A panel of state senators has signed off on a bill to allow sports betting in Iowa, but backers admit the odds of such wagering being legalized in Iowa are a long-shot.
First, the federal government would have to lift a ban on sports betting. The bill under consideration at the statehouse would allow betting on professional sports only, not college games, with bets to be placed at the 17 state-licensed casinos in Iowa. Senate President Jack Kibbie says the state could use the money from the gambling taxes that would be collected on the wagering.
“It’s certainly a good revenue source. I don’t know a particular number,” Kibbie says. “Delaware estimated…it could be up to $100 million. I think that’s probably a stretch for Iowa.”
Under the bill, the Iowa Racing and Gaming Commission would regulate sports bets placed in Iowa. Kibbie says Iowans are already betting on sporting events like this weekend’s Super Bowl.
“I don’t know of any bookies. I don’t have any phone numbers or anything, but we know sports betting goes on,” Kibbie says. “Anybody that’s familiar with Las Vegas, you know, you can pretty near bet on anything you want, anytime you want. I certainly don’t want to go that far.”
Kibbie is a Democrat from Emmetsburg, a city which already has a state-licensed casino which could offer betting on professional sports if congress lifts the sports betting ban — and if Kibbie’s bill passes the Iowa legislature.
In 1992 congress passed a law that allowed sports betting in Delaware, Nevada, Oregon and Montana — but barred such “bookmaking” everywhere else.
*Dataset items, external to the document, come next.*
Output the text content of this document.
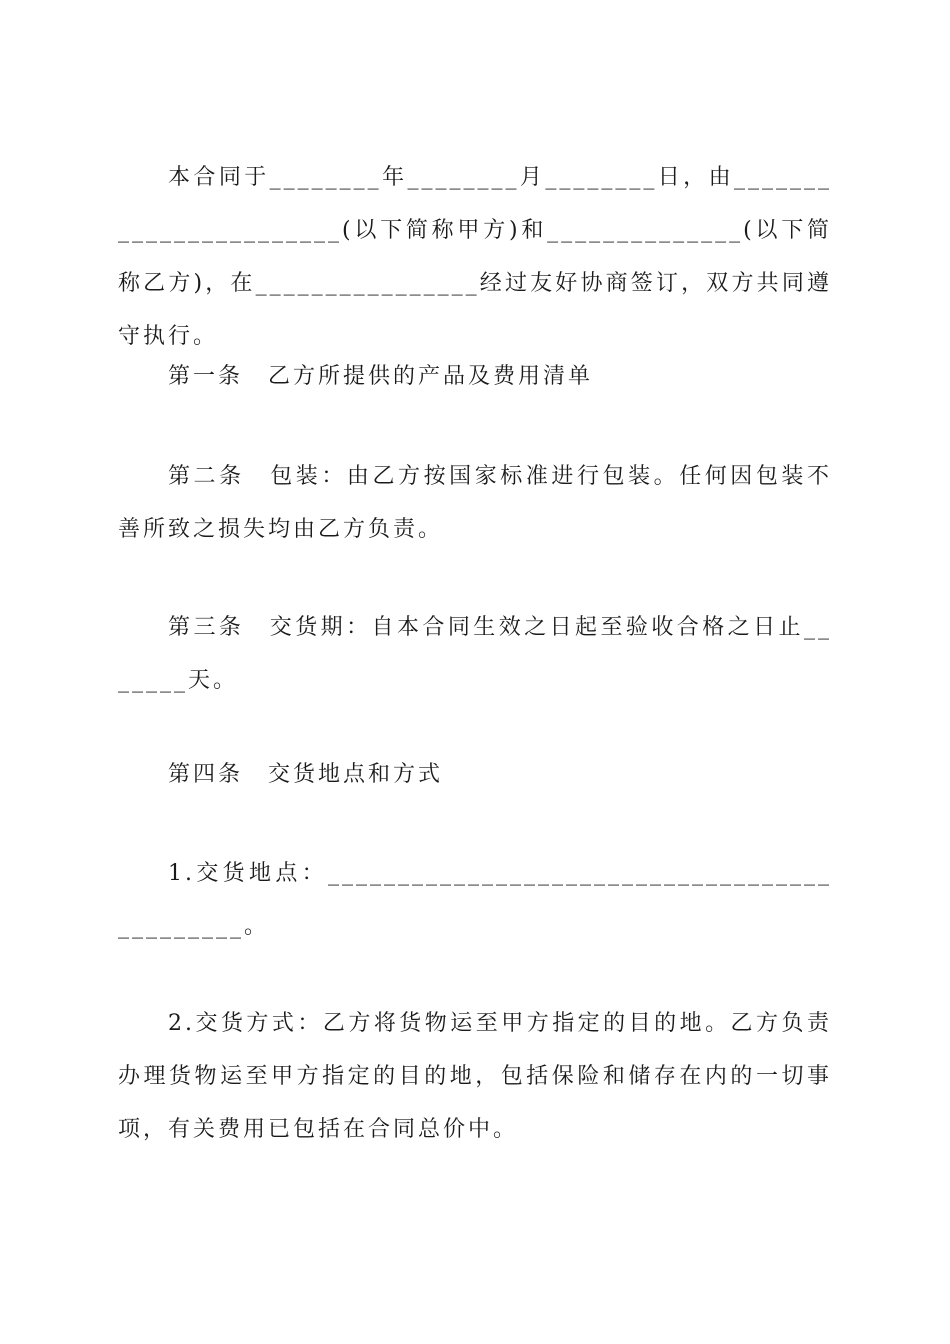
本合同于________年________月________日，由_______________________(以下简称甲方)和______________(以下简称乙方)，在________________经过友好协商签订，双方共同遵守执行。

第一条　乙方所提供的产品及费用清单

第二条　包装：由乙方按国家标准进行包装。任何因包装不善所致之损失均由乙方负责。

第三条　交货期：自本合同生效之日起至验收合格之日止_______天。

第四条　交货地点和方式

1.交货地点：_____________________________________________。

2.交货方式：乙方将货物运至甲方指定的目的地。乙方负责办理货物运至甲方指定的目的地，包括保险和储存在内的一切事项，有关费用已包括在合同总价中。
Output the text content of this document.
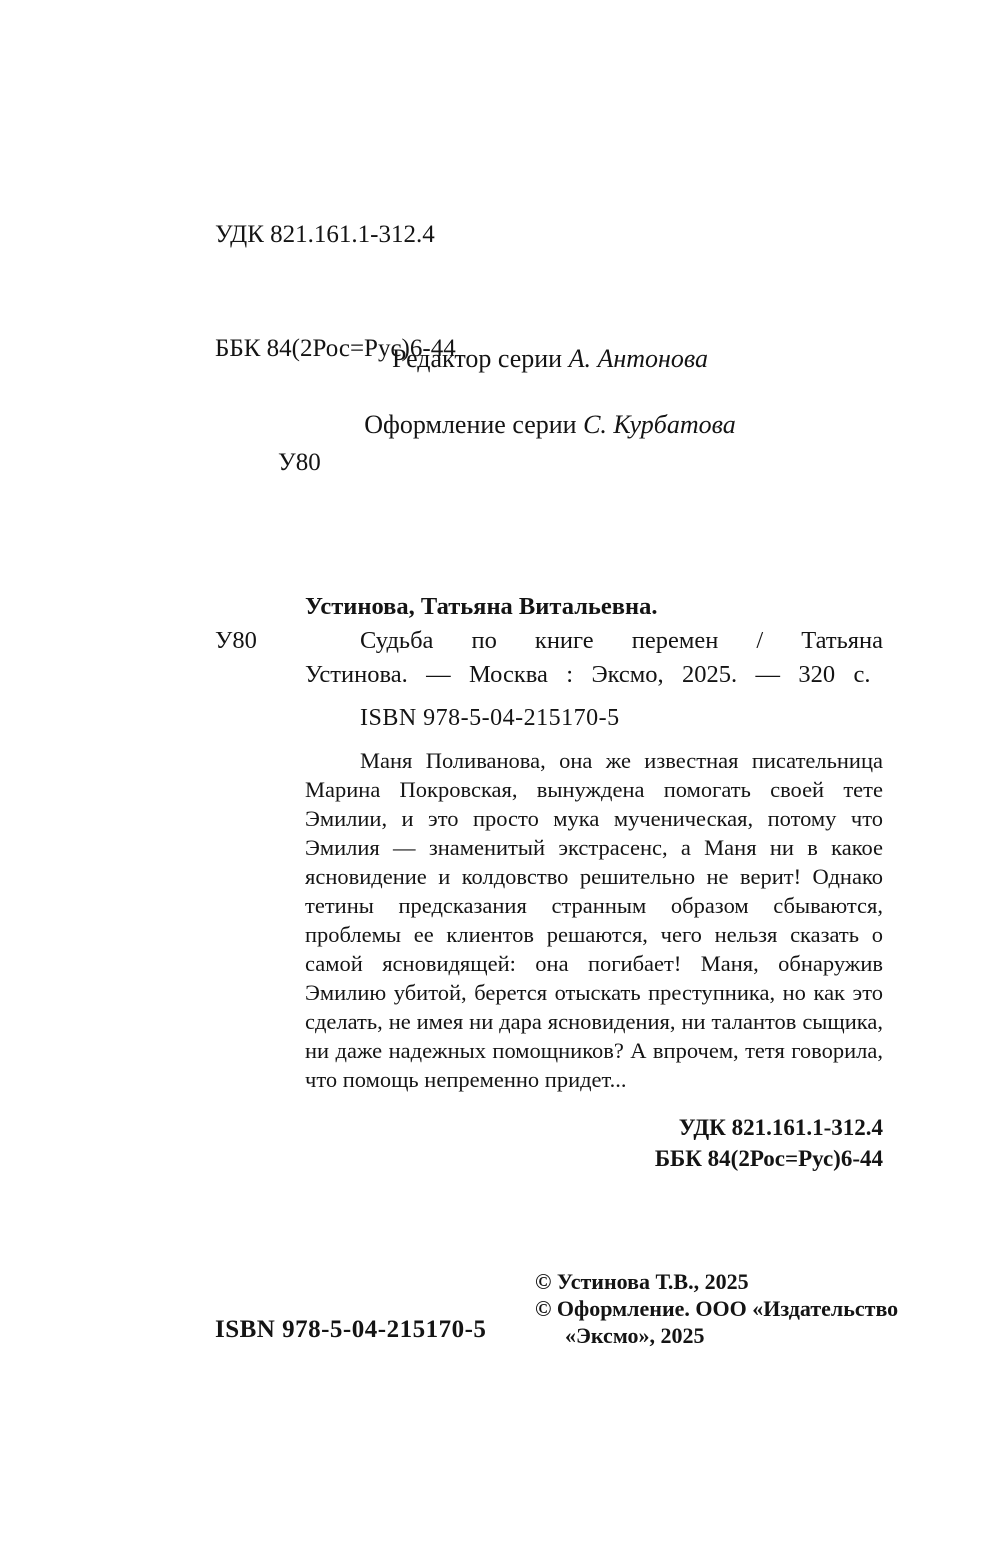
УДК 821.161.1-312.4

ББК 84(2Рос=Рус)6-44

У80

Редактор серии А. Антонова
Оформление серии С. Курбатова
У80

Устинова, Татьяна Витальевна.

Судьба по книге перемен / Татьяна Устинова. — Москва : Эксмо, 2025. — 320 с.

ISBN 978-5-04-215170-5

Маня Поливанова, она же известная писательница Марина Покровская, вынуждена помогать своей тете Эмилии, и это просто мука мученическая, потому что Эмилия — знаменитый экстрасенс, а Маня ни в какое ясновидение и колдовство решительно не верит! Однако тетины предсказания странным образом сбываются, проблемы ее клиентов решаются, чего нельзя сказать о самой ясновидящей: она погибает! Маня, обнаружив Эмилию убитой, берется отыскать преступника, но как это сделать, не имея ни дара ясновидения, ни талантов сыщика, ни даже надежных помощников? А впрочем, тетя говорила, что помощь непременно придет...

УДК 821.161.1-312.4
ББК 84(2Рос=Рус)6-44
ISBN 978-5-04-215170-5
© Устинова Т.В., 2025
© Оформление. ООО «Издательство
«Эксмо», 2025
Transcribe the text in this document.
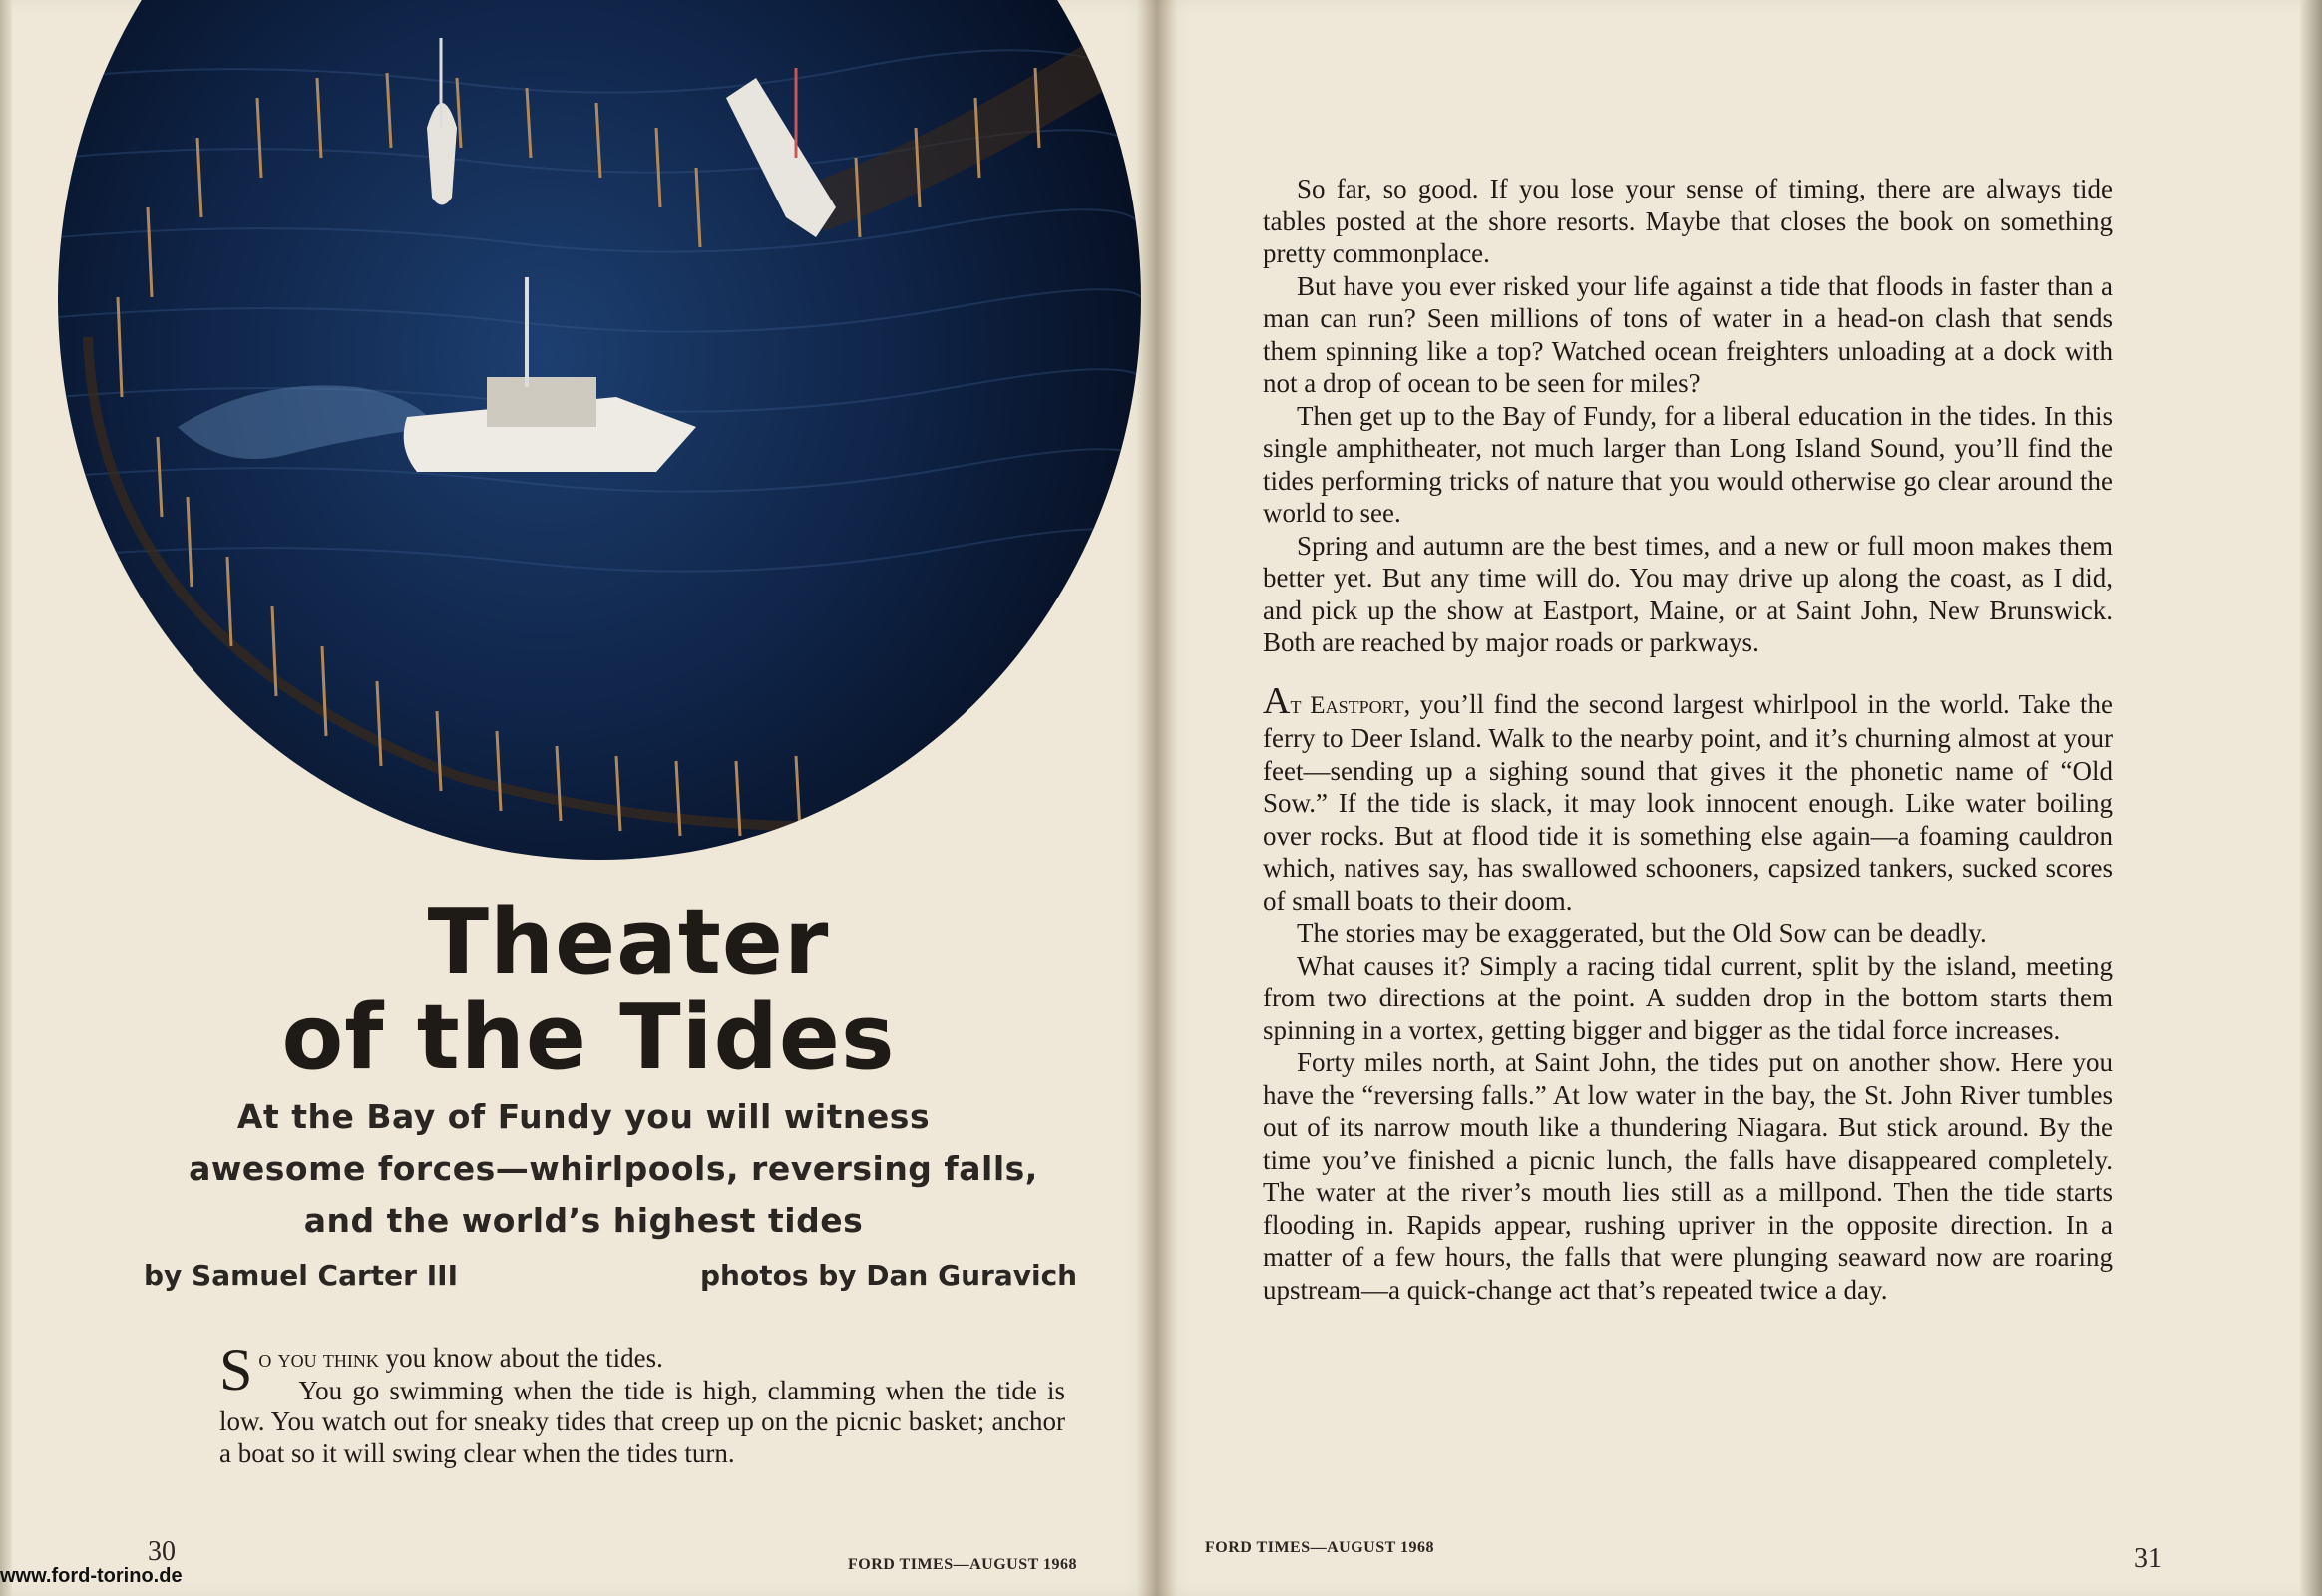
Theater
of the Tides
At the Bay of Fundy you will witness
awesome forces—whirlpools, reversing falls,
and the world’s highest tides
by Samuel Carter III	photos by Dan Guravich

So you think you know about the tides.

You go swimming when the tide is high, clamming when the tide is low. You watch out for sneaky tides that creep up on the picnic basket; anchor a boat so it will swing clear when the tides turn.

So far, so good. If you lose your sense of timing, there are always tide tables posted at the shore resorts. Maybe that closes the book on something pretty commonplace.

But have you ever risked your life against a tide that floods in faster than a man can run? Seen millions of tons of water in a head-on clash that sends them spinning like a top? Watched ocean freighters unloading at a dock with not a drop of ocean to be seen for miles?

Then get up to the Bay of Fundy, for a liberal education in the tides. In this single amphitheater, not much larger than Long Island Sound, you’ll find the tides performing tricks of nature that you would otherwise go clear around the world to see.

Spring and autumn are the best times, and a new or full moon makes them better yet. But any time will do. You may drive up along the coast, as I did, and pick up the show at Eastport, Maine, or at Saint John, New Brunswick. Both are reached by major roads or parkways.

At Eastport, you’ll find the second largest whirlpool in the world. Take the ferry to Deer Island. Walk to the nearby point, and it’s churning almost at your feet—sending up a sighing sound that gives it the phonetic name of “Old Sow.” If the tide is slack, it may look innocent enough. Like water boiling over rocks. But at flood tide it is something else again—a foaming cauldron which, natives say, has swallowed schooners, capsized tankers, sucked scores of small boats to their doom.

The stories may be exaggerated, but the Old Sow can be deadly.

What causes it? Simply a racing tidal current, split by the island, meeting from two directions at the point. A sudden drop in the bottom starts them spinning in a vortex, getting bigger and bigger as the tidal force increases.

Forty miles north, at Saint John, the tides put on another show. Here you have the “reversing falls.” At low water in the bay, the St. John River tumbles out of its narrow mouth like a thundering Niagara. But stick around. By the time you’ve finished a picnic lunch, the falls have disappeared completely. The water at the river’s mouth lies still as a millpond. Then the tide starts flooding in. Rapids appear, rushing upriver in the opposite direction. In a matter of a few hours, the falls that were plunging seaward now are roaring upstream—a quick-change act that’s repeated twice a day.

30	31
FORD TIMES—AUGUST 1968
FORD TIMES—AUGUST 1968
www.ford-torino.de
Estimates indicate Americans are illegally betting as much as $380 billion each year on sporting events. About $2.5 billion in sports bets were placed — legally — in Nevada last year. The NCAA has lobbied to make betting on college sports illegal in Nevada. The bill Kibbie supports will next be considered by the Senate State Government Committee and it would not allow wagering on college sports, just professional sports like the NFL, the NBA and boxing.